Enter, now, Einstein's relativity and the cosmologists, those who, like the Greeks of old, deal with the really big questions. Today, they assimilate all the observational data we have into the very best description of not only what the universe looks like, but how it got that way, how it all began and even what might ultimately happen to it. In their most-up-to-the-moment view, there is no center at all to the universe. In the Big Bang beginning, not only matter, but space and time as well, were brought into existence in a momentary explosive event: all space expanded, matter formed and time flowed from that instant onward. From the beginning, as space itself was created, every place ballooned out from every other place so that all potential centers of observation have been moving out from each other and none of them is any more at the center than is any other. Now, from anywhere within the universe one could look out into all directions, feeling very much at the center, but there is no real center to the whole universe. None.

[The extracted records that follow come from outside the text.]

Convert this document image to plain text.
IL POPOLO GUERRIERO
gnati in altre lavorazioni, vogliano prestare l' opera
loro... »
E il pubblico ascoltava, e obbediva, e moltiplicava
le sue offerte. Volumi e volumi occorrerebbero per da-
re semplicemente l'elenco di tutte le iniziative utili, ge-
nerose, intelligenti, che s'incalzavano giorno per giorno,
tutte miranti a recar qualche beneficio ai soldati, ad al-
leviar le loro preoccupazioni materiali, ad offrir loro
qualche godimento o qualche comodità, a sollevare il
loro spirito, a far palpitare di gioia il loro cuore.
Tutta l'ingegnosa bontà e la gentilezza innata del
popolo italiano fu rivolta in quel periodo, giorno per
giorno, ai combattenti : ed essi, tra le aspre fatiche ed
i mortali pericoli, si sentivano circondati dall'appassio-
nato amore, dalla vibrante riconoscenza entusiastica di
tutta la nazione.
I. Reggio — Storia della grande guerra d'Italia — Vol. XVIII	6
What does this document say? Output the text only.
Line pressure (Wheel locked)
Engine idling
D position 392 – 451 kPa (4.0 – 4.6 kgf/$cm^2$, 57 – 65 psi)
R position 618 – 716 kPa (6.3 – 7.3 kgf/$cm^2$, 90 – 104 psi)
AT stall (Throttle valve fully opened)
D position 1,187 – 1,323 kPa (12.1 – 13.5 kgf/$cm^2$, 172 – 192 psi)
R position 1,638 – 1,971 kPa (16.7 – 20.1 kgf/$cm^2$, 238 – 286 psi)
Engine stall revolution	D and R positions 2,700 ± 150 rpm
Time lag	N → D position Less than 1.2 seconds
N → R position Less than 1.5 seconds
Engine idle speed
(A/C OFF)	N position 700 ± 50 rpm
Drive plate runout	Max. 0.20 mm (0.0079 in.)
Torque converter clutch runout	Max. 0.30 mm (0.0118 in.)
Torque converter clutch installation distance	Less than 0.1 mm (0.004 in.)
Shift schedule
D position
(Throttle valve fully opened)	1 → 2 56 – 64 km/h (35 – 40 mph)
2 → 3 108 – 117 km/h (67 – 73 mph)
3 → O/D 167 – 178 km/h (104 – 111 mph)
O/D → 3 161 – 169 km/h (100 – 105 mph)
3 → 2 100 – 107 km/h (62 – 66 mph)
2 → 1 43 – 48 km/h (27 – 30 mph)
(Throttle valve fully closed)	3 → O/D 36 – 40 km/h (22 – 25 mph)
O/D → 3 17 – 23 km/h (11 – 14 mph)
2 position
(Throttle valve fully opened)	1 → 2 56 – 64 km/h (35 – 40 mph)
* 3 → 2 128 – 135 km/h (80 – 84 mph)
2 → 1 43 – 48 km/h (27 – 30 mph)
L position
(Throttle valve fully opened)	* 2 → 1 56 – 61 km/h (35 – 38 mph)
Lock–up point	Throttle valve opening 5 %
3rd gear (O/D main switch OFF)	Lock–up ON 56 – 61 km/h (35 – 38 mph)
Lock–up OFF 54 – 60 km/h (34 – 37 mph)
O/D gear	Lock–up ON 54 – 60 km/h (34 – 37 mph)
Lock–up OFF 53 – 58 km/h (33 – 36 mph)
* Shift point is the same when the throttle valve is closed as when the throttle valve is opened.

One can think of it this way, your center is where you are, but someone looking around from way out in a remote place from you would seem to be just as much at the center. In relativistic cosmology, the very idea of a center is an invalid idea.

So, putting on our big-picture goggles, we live in a place without a center. We do not live in a geocentric universe, as once thought. We do not live at the center of the Solar System. We are not at the center of the galaxy, nor at the center of the cluster of galaxies ours belongs to, indeed, not in the center of anything. The center is nowhere to be found.

However, each one of us lives in an egocentric universe. Every human observer carries around a personal center of perception. We are aware of what is going on in our immediate environment in an intimate way. This is one aspect of the miracle of individuality. It has always been that way and I suppose it always will be. Even though this makes it difficult for us to understand such things as the universe not having a center, we are able to look around and be aware of a much larger environment than the one we can directly feel, taste, hear, smell and see. It is the melding of our egocentric views that has, after all, yielded the knowledge sufficient to know that there is no center to the universe, our real and ultimate home.